Nicht nur Luther, auch Lenin denken

Die deutsche Reichsregierung gewährte freie Fahrt dem exterritorialen Waggon, in dem Lenin und Genossen im April 1917 aus dem Schweizer Exil durch den Schwarzwald über Stuttgart und Saßnitz nach Russland zurückkehrten. Das kaiserliche Deutschland steckte den Revolutionären zudem reichlich Geld zu. Nicht aus Sympathie für deren Vision einer neuen gerechten Gesellschaft, sondern aus weltkriegsstrategischen Erwägungen. Wie viel Reichsmark respektive Rubel nach Petrograd rollten, ist umstritten.

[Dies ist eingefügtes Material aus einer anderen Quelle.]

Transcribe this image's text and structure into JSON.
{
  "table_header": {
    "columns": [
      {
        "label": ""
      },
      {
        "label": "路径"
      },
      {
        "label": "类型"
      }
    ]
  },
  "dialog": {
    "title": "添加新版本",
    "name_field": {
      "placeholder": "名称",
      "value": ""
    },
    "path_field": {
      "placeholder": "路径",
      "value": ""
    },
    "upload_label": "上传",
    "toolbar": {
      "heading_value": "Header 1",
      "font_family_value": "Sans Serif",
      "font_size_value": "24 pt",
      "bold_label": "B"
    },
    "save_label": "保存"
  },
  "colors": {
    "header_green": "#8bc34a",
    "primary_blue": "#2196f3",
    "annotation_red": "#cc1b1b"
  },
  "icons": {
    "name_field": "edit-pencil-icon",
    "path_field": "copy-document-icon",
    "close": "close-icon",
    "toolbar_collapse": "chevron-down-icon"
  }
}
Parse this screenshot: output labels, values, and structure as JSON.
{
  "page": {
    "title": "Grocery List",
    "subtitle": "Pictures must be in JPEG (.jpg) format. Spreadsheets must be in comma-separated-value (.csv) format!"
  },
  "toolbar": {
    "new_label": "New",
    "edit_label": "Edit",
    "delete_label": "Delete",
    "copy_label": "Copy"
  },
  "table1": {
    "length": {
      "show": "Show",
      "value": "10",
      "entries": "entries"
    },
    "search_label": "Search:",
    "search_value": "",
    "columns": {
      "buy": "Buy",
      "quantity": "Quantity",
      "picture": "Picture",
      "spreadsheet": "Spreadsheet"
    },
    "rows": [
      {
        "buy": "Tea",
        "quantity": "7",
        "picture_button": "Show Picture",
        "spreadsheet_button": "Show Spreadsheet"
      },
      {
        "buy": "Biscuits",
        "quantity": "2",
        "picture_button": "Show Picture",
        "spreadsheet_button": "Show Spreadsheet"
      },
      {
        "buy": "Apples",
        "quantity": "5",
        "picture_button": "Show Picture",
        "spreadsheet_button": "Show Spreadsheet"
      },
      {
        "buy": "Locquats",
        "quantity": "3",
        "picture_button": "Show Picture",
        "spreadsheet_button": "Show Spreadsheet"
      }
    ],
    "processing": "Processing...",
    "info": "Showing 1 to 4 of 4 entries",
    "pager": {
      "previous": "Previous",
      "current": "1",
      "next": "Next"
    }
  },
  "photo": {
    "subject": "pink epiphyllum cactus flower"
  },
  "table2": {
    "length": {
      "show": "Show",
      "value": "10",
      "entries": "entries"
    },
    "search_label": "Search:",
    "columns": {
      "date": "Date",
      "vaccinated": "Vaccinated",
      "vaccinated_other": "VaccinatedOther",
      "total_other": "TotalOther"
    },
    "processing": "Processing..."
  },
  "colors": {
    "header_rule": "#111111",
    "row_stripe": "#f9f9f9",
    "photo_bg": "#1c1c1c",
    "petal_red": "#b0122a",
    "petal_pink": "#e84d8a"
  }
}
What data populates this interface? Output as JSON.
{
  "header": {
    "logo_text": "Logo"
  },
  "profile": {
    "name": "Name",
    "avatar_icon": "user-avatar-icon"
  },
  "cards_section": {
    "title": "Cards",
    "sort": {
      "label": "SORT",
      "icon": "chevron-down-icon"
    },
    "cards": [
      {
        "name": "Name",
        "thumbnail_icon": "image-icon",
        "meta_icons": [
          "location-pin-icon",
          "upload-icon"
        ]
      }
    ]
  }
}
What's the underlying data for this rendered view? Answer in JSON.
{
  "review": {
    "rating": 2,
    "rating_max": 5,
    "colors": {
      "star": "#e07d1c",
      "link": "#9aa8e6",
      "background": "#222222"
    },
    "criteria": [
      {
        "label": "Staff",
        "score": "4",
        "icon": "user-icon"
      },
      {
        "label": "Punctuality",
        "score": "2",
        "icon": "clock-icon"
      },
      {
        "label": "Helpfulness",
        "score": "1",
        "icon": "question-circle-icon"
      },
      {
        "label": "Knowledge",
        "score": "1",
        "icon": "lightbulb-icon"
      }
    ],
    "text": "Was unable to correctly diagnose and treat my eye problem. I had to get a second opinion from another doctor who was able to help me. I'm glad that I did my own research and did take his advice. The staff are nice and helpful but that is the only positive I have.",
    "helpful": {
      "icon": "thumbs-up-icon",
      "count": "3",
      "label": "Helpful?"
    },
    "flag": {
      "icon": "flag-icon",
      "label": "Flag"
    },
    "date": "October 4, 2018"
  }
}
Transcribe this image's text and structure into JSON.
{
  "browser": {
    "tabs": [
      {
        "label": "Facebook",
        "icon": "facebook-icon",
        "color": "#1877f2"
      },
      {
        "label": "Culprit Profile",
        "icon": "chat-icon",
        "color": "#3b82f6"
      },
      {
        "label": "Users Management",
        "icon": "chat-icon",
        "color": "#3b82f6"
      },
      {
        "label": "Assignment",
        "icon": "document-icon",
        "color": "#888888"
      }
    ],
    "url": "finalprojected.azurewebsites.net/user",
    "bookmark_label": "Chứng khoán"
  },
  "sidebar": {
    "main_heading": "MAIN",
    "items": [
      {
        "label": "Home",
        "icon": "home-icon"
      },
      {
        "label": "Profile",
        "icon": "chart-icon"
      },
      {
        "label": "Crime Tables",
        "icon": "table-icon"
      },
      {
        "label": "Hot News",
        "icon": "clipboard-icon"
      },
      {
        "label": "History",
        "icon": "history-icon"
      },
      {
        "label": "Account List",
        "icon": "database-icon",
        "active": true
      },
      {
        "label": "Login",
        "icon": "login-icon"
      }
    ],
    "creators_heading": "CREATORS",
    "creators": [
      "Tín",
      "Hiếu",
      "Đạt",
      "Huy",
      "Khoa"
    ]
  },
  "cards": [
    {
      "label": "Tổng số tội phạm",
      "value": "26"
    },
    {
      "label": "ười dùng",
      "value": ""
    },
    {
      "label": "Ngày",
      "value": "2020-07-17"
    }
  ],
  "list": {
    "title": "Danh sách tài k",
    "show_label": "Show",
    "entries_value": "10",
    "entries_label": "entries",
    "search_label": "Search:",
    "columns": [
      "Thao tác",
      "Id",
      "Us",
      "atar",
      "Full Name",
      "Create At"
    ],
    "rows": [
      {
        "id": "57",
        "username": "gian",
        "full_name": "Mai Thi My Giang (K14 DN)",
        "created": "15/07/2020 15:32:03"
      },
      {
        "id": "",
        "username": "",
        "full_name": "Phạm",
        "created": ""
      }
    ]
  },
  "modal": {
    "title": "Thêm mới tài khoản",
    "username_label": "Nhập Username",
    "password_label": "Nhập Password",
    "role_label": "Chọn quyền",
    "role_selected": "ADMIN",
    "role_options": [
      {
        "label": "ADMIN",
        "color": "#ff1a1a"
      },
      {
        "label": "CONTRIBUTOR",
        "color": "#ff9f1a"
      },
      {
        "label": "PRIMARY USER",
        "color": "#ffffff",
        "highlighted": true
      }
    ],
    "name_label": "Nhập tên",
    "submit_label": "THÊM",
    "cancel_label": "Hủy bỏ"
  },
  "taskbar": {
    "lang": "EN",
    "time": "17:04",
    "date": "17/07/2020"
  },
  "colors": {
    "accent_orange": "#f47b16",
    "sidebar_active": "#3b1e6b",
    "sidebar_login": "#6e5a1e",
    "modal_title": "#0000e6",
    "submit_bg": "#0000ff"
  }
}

Die Bundesstiftung Aufarbeitung der SED-Diktatur hat eine halbe Million Euro aus dem Bundeshaushalt für diverse Aktivitäten im hundertsten Jahr nach der russischen Revolution zur Verfügung gestellt bekommen, darunter für neue Online-Präsentationen (kommunismusgeschichte.de und www.dissidenten.eu). Am gestrigen Mittwoch stellte die Stiftung auch ihre neue Plakatausstellung vor: »Der Kommunismus in seinem Zeitalter«, erarbeitet vom Historiker Gerd Koe-nen. Die Dokumentation auf 25 Tafeln ist bereits tausendfach deutschlandweit von verschiedenen Institutionen, darunter Schulen und Rathäuser, bestellt worden und soll auch im Ausland gezeigt werden, wie Ulrich Mähler von der Stiftung informierte. Eine überdimensionierte Variante ist ab sofort im Schlüterhof des Deutschen Historischen Museum zu sehen. Das DHM lässt im Herbst dann noch eine eigene Ausstellung (»1917 - Revolution. Russland und Europa«) folgen.

Denn nicht nur an Luther, auch an Lenin sei in diesem Jahr zu erinnern, betonte Anna Kaminsky, Geschäftsführerin der Bundesstiftung Aufarbeitung. Sie beklagte das geringe Interesse sowohl in der Forschung wie auch in der Öffentlichkeit für die Geschichte des Kommunismus. Unwissenheit dominiere, weshalb auch »die Opfer der kommunistischen Gewaltherrschaft nicht die gebührende Aufmerksamkeit erhalten«. Kaminski sprach von zwei konträren Extremen: »eindimensionale Verdammung und verklärende Revolutionsromantik«. Angesichts des »Zulaufs für linke Populisten und rechte, die sich linker Versatzstücke bedienen«, sei die wissenschaftliche Auseinandersetzung nötiger denn je. Koenen bestätigte, dass noch viel zu tun sei: »Für Historiker ist die unglaubliche Erfolgsstory des Sozialismus wie auch sein Kollaps nach wie vor ein Rätsel.« Der in seiner Jugend dem Kommunistischen Bund Westdeutschland angehörende Bestsellerautor (»Das rote Jahrzehnt«, »Der Russlandkomplex«, »Vesper, Ensslin, Baader«) verwies auf die Vielfalt von Kommunismen.

»Kommunismus - ein blinder Fleck in der Erinnerungskultur?« fragt die heute beginnende dreitägige Konferenz der Bundesstiftung und der Friedrich-Ebert-Stiftung. Im Gegensatz zu dieser anmeldungspflichtigen steht die Tagung »Das Echo der Russischen Revolutionen« des Vereins Helle Panke heute (15 bis 21 Uhr, Kopenhagenerstr. 76) allen Interessierten offen; Eintritt fünf Euro.

Die deutsche Regierung war 1917 zunächst zufrieden: »Lenins Eintritt in Russland geglückt. Er arbeitet völlig nach Wunsch.« In der Folge indes sollten die deutschen Eliten zu den übelsten Antikommunisten mutieren.